Carl gets angry and says that they aren’t friends and never were since they’d always just sat around doing nothing, but never took the time to really connect with each other.
Carl’s feelings are certainly interesting. He (and Lenny) given loads of screen time since 1989, the lion’s share of that has been spent more or less as a prop or a punchline. How many episodes have really centered on him or Lenny, despite their regular presence in the series? Most of the time their interaction with Homer consists of a few lines and otherwise sitting quietly, sipping on beer. Hardly substantive bonds of friendship. Come to think of it whatever happened to that third barfly dude with the trucker hat that almost never says anything?
Hurt but not deterred, Homer, Lenny, and Moe learn Icelandic and decode the page, which turns out to paint Carl’s family in an even worse light than before. They won’t give up on their pal though, and regale the people of Iceland with tales of Carl’s kindness and generosity, and in the end, they forgive the Carlsons after a millennia of animosity. Because that’s really easy to do. As for Carl himself, he realizes that Homer n’ pals really are true friends.
So, music! One of the most-touted aspects of “Saga.” I’ve never listened to Sigur Rós willingly. It’s just not really my kind of music. That said, their much-anticipated score for this episode is really quite beautiful. It’s subtle, but integral to a lot of the Iceland sequences. It’s given moments to shine, but it never overwhelms the scene unnecessarily; it’s never unwelcome, and the episode wouldn’t have had quite the same atmosphere without it.

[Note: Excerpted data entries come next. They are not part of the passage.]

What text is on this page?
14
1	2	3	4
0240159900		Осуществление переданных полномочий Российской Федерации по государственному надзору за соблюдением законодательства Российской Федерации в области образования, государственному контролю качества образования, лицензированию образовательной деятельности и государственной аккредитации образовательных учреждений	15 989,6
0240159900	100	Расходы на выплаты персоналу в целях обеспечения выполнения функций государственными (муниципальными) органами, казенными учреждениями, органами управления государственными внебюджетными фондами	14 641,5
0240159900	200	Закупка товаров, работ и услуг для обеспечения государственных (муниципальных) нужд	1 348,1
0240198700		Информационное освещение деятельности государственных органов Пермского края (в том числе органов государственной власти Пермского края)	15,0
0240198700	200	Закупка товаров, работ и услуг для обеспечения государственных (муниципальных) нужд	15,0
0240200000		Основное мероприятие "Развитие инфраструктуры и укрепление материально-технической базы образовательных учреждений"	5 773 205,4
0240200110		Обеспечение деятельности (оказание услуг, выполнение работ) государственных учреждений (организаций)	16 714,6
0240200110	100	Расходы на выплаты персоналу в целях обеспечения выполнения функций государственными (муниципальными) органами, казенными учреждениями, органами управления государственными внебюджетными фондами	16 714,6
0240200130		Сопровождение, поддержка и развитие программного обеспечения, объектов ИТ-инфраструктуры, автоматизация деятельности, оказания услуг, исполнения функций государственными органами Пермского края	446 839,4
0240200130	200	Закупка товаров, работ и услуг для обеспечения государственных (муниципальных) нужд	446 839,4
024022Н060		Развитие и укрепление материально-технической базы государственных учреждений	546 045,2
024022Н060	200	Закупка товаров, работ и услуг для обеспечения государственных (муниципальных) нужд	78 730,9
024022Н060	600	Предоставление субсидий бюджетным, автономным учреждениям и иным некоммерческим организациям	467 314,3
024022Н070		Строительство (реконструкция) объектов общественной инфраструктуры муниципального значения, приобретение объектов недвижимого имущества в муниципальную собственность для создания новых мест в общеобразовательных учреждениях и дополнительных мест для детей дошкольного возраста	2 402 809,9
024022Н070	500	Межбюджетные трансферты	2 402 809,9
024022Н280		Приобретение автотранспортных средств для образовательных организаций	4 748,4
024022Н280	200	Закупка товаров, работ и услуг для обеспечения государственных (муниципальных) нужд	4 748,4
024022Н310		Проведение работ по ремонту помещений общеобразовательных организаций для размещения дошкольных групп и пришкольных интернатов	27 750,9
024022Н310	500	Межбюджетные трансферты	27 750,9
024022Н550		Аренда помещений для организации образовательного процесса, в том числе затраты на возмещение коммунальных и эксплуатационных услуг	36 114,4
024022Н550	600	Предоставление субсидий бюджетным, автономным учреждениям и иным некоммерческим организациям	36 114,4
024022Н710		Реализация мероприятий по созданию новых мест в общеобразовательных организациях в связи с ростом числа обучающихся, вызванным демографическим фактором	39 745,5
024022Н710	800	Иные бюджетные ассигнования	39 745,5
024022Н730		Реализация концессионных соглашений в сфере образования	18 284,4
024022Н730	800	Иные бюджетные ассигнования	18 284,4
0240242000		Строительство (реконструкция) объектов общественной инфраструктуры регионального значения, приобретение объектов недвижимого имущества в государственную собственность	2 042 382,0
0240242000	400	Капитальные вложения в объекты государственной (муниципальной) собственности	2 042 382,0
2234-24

I’d love to seem more celebrity guests contribute in this way instead of the standard throwaway cameo. I think it’d be great to have more intelligent, talented folks come in to lend a hand on the production side. Bring in the best comedy writers you can find, the best animation directors, musicians whose work can help to breathe life into a story. Clearly, most entertainers are perfectly happy to have their animated counterpart wander through the frame for a second or two; why not put their talents to work?
“The Saga of Carl” feels big, despite running only 22 minutes and change. It’s not really a humor-heavy episode but what there is works very well. Most of the “Simpsons Go to Location X” episodes feel like gimmicks for the sake of easy stereotype jokes. While there’s certainly some playing with Icelandic custom here, “Saga” has a feeling of genuine scale and adventure, and at its center there’s a beating heart – the theme of friendship.